What’s the deal with our Social Security program?

Mel Barnes, SVP – Chief Operations Officer

Millions depend on Social Security benefits, and millions more are counting on those benefits when they reach retirement age. The problem is, the program is facing some big challenges—namely, funding. 

According to the 2018 Social Security trustees’ report, the trust funds that currently hold nearly $3 trillion in reserves are expected to run out in 2034. After that, incoming revenue from payroll taxes and other sources will only be enough to cover about 77 percent of promised retirement benefits.

Why? The bottom line is that the program’s costs are outpacing its income. In 2018, Social Security’s costs were $952 billion but its non-interest income (mostly from payroll taxes) was only $911 billion. Still, there are reasons to remain positive:

Social Security is not going broke.

No one wants to see a reduction in benefits, of course, but Social Security will go on indefinitely since the program gets the bulk of its revenue from payroll taxes. As long as we have a workforce, Social Security will continue to collect and distribute money.

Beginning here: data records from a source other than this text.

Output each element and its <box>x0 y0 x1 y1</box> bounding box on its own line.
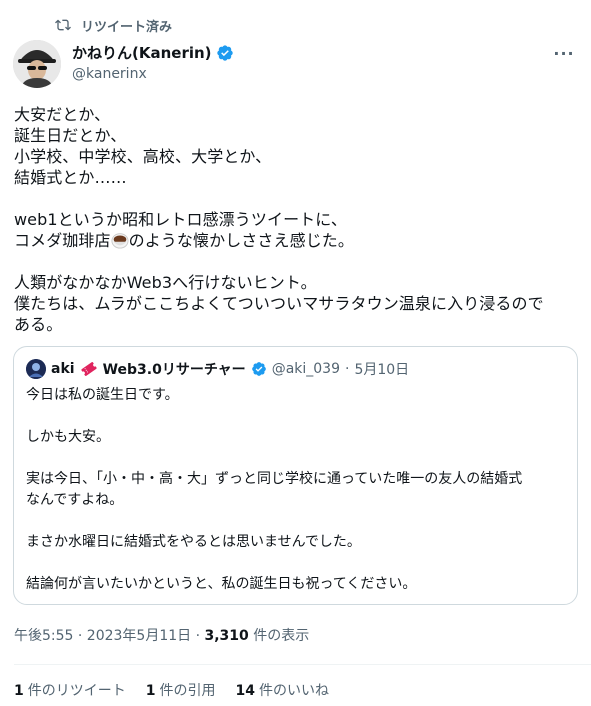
quoted-tweet-text: 今日は私の誕生日です。 しかも大安。 実は今日、「小・中・高・大」ずっと同じ学校… <box>26 385 566 595</box>
verified-badge-icon <box>216 44 233 61</box>
quote-line: しかも大安。 <box>26 429 110 445</box>
tweet-line-part: のような懐かしささえ感じた。 <box>128 231 355 250</box>
quoted-tweet-card[interactable]: aki Web3.0リサーチャー @aki_039 · 5月10日 今日は私の誕… <box>13 346 578 605</box>
quote-line: なんですよね。 <box>26 492 124 508</box>
divider <box>14 664 591 665</box>
more-options-icon[interactable]: ··· <box>552 44 576 64</box>
tweet-line: 僕たちは、ムラがここちよくてついついマサラタウン温泉に入り浸るので <box>14 294 544 313</box>
engagement-stats: 1 件のリツイート 1 件の引用 14 件のいいね <box>14 680 329 700</box>
quote-line: まさか水曜日に結婚式をやるとは思いませんでした。 <box>26 534 361 550</box>
author-info: かねりん(Kanerin) @kanerinx <box>72 42 234 82</box>
retweets-count: 1 <box>14 683 24 699</box>
tweet-line: 大安だとか、 <box>14 105 111 124</box>
ticket-emoji-icon <box>80 362 97 376</box>
author-name[interactable]: かねりん(Kanerin) <box>72 42 212 63</box>
retweets-stat[interactable]: 1 件のリツイート <box>14 680 126 700</box>
tweet-line: コメダ珈琲店 のような懐かしささえ感じた。 <box>14 230 579 251</box>
likes-count: 14 <box>235 683 255 699</box>
likes-stat[interactable]: 14 件のいいね <box>236 680 329 700</box>
quoted-tweet-date: 5月10日 <box>354 362 410 378</box>
author-avatar[interactable] <box>13 40 61 88</box>
quoted-author-avatar <box>26 359 46 379</box>
likes-label: 件のいいね <box>258 683 329 699</box>
quotes-count: 1 <box>145 683 156 699</box>
view-count: 3,310 <box>204 628 249 644</box>
retweet-icon <box>55 19 71 31</box>
retweeted-label: リツイート済み <box>81 19 173 35</box>
hot-beverage-emoji-icon <box>111 233 129 249</box>
view-count-label: 件の表示 <box>248 628 310 644</box>
tweet-line: 小学校、中学校、高校、大学とか、 <box>14 147 272 166</box>
quotes-stat[interactable]: 1 件の引用 <box>146 680 216 700</box>
quote-line: 結論何が言いたいかというと、私の誕生日も祝ってください。 <box>26 576 417 592</box>
separator-dot: · <box>345 361 350 377</box>
quoted-author-name-suffix: Web3.0リサーチャー <box>102 362 246 378</box>
quoted-tweet-header: aki Web3.0リサーチャー @aki_039 · 5月10日 <box>26 359 409 379</box>
retweets-label: 件のリツイート <box>27 683 126 699</box>
tweet-line: 誕生日だとか、 <box>14 126 127 145</box>
quote-line: 実は今日、「小・中・高・大」ずっと同じ学校に通っていた唯一の友人の結婚式 <box>26 471 523 487</box>
tweet-line: web1というか昭和レトロ感漂うツイートに、 <box>14 210 347 229</box>
retweeted-indicator: リツイート済み <box>55 15 172 35</box>
tweet-line: 人類がなかなかWeb3へ行けないヒント。 <box>14 273 317 292</box>
tweet-text: 大安だとか、 誕生日だとか、 小学校、中学校、高校、大学とか、 結婚式とか…… … <box>14 104 579 335</box>
quoted-author-name: aki <box>51 361 75 377</box>
quoted-author-handle: @aki_039 <box>271 361 340 377</box>
tweet-line: 結婚式とか…… <box>14 168 127 187</box>
tweet-line-part: コメダ珈琲店 <box>14 231 111 250</box>
verified-badge-icon <box>251 362 266 376</box>
tweet-line: ある。 <box>14 315 63 334</box>
quote-line: 今日は私の誕生日です。 <box>26 387 179 403</box>
timestamp-text[interactable]: 午後5:55 · 2023年5月11日 · <box>14 628 205 644</box>
tweet-timestamp: 午後5:55 · 2023年5月11日 · 3,310 件の表示 <box>14 625 309 645</box>
author-handle[interactable]: @kanerinx <box>72 66 234 82</box>
quotes-label: 件の引用 <box>159 683 216 699</box>
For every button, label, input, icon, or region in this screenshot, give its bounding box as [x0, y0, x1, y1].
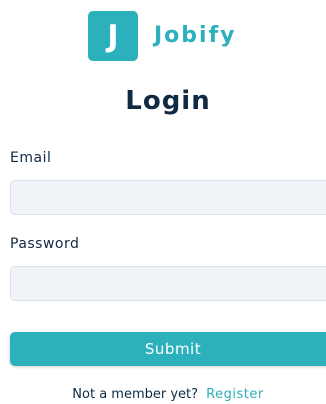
email-label: Email	[10, 150, 52, 166]
logo-mark-icon: J	[88, 11, 138, 61]
password-label: Password	[10, 236, 80, 252]
login-page: J Jobify Login Email Password Submit Not…	[0, 0, 326, 404]
page-title: Login	[125, 86, 211, 116]
logo-name: Jobify	[154, 23, 237, 48]
email-field[interactable]	[10, 180, 326, 215]
logo-mark-letter: J	[107, 18, 119, 54]
register-link[interactable]: Register	[206, 387, 264, 402]
register-prompt-text: Not a member yet?	[72, 387, 199, 402]
password-field[interactable]	[10, 266, 326, 301]
register-prompt: Not a member yet? Register	[0, 387, 326, 402]
logo: J Jobify	[88, 11, 237, 61]
submit-button[interactable]: Submit	[10, 332, 326, 366]
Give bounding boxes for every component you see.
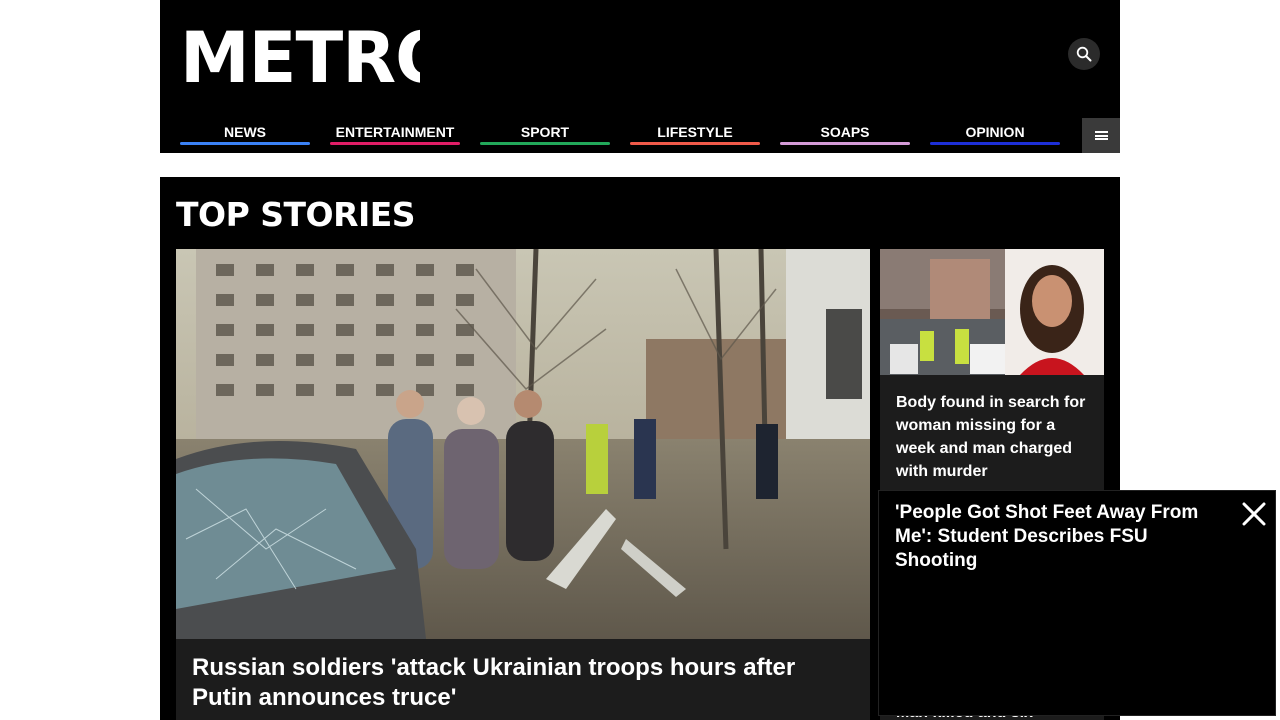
search-button[interactable]: [1068, 38, 1100, 70]
section-heading: TOP STORIES: [176, 195, 416, 234]
nav-item-label: ENTERTAINMENT: [335, 124, 455, 140]
video-popup[interactable]: 'People Got Shot Feet Away From Me': Stu…: [878, 490, 1276, 716]
nav-item-label: SPORT: [520, 124, 570, 140]
nav-item-label: SOAPS: [820, 124, 870, 140]
metro-logo[interactable]: METRO: [180, 20, 420, 90]
search-icon: [1076, 46, 1092, 62]
nav-item-soaps[interactable]: SOAPS: [780, 118, 910, 153]
nav-item-opinion[interactable]: OPINION: [930, 118, 1060, 153]
side-story-photo: [880, 249, 1104, 375]
nav-item-label: OPINION: [965, 124, 1025, 140]
nav-item-lifestyle[interactable]: LIFESTYLE: [630, 118, 760, 153]
close-button[interactable]: [1241, 501, 1267, 527]
lead-story-image[interactable]: [176, 249, 870, 639]
nav-underline: [180, 142, 310, 145]
lead-story-photo: [176, 249, 870, 639]
nav-underline: [330, 142, 460, 145]
nav-underline: [630, 142, 760, 145]
main-nav: NEWS ENTERTAINMENT SPORT LIFESTYLE SOAPS…: [180, 118, 1080, 153]
side-story-image[interactable]: [880, 249, 1104, 375]
lead-story-caption[interactable]: Russian soldiers 'attack Ukrainian troop…: [176, 639, 870, 720]
close-icon: [1242, 502, 1266, 526]
lead-story-card[interactable]: Russian soldiers 'attack Ukrainian troop…: [176, 249, 870, 720]
nav-underline: [780, 142, 910, 145]
nav-item-entertainment[interactable]: ENTERTAINMENT: [330, 118, 460, 153]
menu-button[interactable]: [1082, 118, 1120, 153]
side-story-card[interactable]: Body found in search for woman missing f…: [880, 249, 1104, 491]
nav-item-label: LIFESTYLE: [657, 124, 733, 140]
nav-item-news[interactable]: NEWS: [180, 118, 310, 153]
side-story-caption[interactable]: Body found in search for woman missing f…: [880, 375, 1104, 491]
hamburger-menu-icon: [1094, 130, 1108, 142]
lead-story-headline[interactable]: Russian soldiers 'attack Ukrainian troop…: [192, 653, 854, 713]
video-popup-title[interactable]: 'People Got Shot Feet Away From Me': Stu…: [895, 501, 1225, 573]
logo-text: METRO: [180, 20, 420, 90]
nav-underline: [930, 142, 1060, 145]
side-story-headline[interactable]: Body found in search for woman missing f…: [896, 391, 1088, 483]
nav-underline: [480, 142, 610, 145]
nav-item-sport[interactable]: SPORT: [480, 118, 610, 153]
nav-item-label: NEWS: [224, 124, 266, 140]
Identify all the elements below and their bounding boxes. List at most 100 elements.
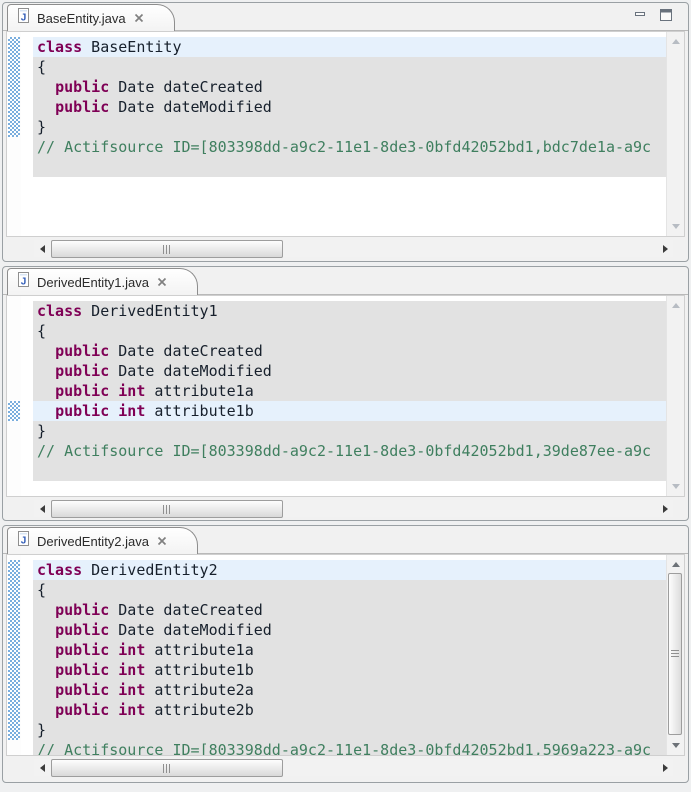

You can boost your benefits.

The current Social Security model is designed to replace only about 40 percent of the average worker’s pre-retirement income, so this benefit alone is probably not going to pay your senior living expenses. But you can raise your benefits significantly if you hold off on claiming benefits past your full retirement age. Waiting until you’re 70 to file for Social Security could amount to thousands in extra annual benefits. Talk to your financial advisor about this strategy.

Even if you never worked, you may still collect Social Security.

To become eligible for Social Security in retirement, you need to accumulate at least 40 lifetime credits, the dollar value of which changes from year to year. So, you have to work to get benefits, right? Not necessarily. If you are (or were) married to someone who is eligible for Social Security, you may be entitled to spousal benefits—as much as half of your spouse’s benefit at full retirement age. Again, your financial advisor can provide details.